Just a couple weeks ago I solved the one thing still slowing me down on this runaway train, which was the need to go to each publication’s site and manually print-to-PDF on each new puzzle in order to get it on to my tablet. Then I stumbled on Parker Higgins’ xword-dl tool, which will go fetch those puzzles (and even more than I had ever imagined) with a quick command. The one catch is that it is intended for use with desktop crossword software and so downloads them into .PUZ format; but a little more search and open-source magic later, I found a PUZ-to-PDF converter and spent a happy afternoon applying my fledgling Bash skills to exactly the script I wanted.
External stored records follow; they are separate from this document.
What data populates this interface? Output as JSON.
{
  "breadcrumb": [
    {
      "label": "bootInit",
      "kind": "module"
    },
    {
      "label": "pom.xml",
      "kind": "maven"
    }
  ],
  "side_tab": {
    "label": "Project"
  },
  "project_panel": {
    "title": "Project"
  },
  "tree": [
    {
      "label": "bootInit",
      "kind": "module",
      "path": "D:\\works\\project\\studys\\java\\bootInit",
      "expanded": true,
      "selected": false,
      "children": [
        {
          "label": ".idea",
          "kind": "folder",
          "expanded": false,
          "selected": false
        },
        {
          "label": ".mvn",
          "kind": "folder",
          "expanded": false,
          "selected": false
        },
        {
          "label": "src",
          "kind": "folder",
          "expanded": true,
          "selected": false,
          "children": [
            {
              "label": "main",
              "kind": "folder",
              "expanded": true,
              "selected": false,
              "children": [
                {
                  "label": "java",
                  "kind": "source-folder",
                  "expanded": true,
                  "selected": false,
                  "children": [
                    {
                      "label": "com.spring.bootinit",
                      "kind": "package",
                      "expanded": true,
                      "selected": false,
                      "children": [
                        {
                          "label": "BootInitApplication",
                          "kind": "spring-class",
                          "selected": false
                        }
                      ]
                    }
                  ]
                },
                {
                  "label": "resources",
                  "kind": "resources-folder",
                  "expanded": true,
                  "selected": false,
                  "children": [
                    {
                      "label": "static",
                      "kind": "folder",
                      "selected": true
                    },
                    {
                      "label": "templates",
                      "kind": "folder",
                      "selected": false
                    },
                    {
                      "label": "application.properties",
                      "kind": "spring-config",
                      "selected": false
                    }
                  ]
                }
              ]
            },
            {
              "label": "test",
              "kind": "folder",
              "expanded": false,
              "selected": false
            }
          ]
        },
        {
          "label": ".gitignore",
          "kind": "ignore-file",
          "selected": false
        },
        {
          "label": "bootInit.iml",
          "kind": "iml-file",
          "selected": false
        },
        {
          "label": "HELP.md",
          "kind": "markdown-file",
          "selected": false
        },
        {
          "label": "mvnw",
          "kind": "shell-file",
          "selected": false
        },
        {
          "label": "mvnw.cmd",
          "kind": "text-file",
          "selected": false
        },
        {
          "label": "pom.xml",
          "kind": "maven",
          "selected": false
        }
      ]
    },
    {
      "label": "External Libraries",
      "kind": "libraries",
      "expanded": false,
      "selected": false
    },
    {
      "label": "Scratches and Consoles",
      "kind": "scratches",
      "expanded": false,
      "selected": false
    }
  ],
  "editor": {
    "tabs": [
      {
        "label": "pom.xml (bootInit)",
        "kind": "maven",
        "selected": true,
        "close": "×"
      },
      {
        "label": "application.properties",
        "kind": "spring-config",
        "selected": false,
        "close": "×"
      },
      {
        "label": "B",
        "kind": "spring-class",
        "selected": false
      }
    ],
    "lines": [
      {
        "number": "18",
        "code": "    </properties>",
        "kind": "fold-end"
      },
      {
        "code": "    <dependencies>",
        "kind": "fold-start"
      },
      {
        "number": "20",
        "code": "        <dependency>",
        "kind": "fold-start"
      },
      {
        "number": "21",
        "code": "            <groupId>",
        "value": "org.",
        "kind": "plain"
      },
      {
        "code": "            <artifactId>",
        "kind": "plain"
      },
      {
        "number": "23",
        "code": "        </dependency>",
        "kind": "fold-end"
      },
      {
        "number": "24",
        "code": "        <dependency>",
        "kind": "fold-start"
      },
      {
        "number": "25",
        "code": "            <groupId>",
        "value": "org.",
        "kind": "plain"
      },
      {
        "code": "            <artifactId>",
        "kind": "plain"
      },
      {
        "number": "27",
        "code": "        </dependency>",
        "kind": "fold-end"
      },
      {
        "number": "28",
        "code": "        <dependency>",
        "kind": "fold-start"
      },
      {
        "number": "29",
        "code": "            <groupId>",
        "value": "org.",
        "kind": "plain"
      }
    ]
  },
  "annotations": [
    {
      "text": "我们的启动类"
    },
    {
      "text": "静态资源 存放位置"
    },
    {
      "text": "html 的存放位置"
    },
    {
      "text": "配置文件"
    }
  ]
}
The upshot: now I am stuck through force of habit, perverse loyalty, and/or a maddening completionism with both the daily NYT and the thrice-a-week New Yorker puzzles.
(We shan’t even speak of the Times’ Daily Mini, a trifle that enfuriates me if it takes more than 45 seconds to complete)

Yet I will complete it every single day, still
All of this is meant to say, I have truly no clue (GET IT) what will happen if and when I am expected to ever have social obligations again. Filling in tidy boxes, scrambling letters over and over to find the right combinations, racking up meainingless points - it has certainly served its role during COVID, keeping my mind active and gratified rather than despairing; instilling some small, manufactured sense of progress and achievement; filling the hours; providing something to talk about with co-workers, friends, family, or whoever over Zoom that isn’t our shared trauma.
But have I created a monster? Will all those things just be signs of a broken brain and an unnecessarily isolated, scared person when I turn down a safe and happy weekend meal with friends in order to get Queen Bee or solve a particulaly frustrating rebus? Not that this has happened yet, but this is a cry, dear reader, for help.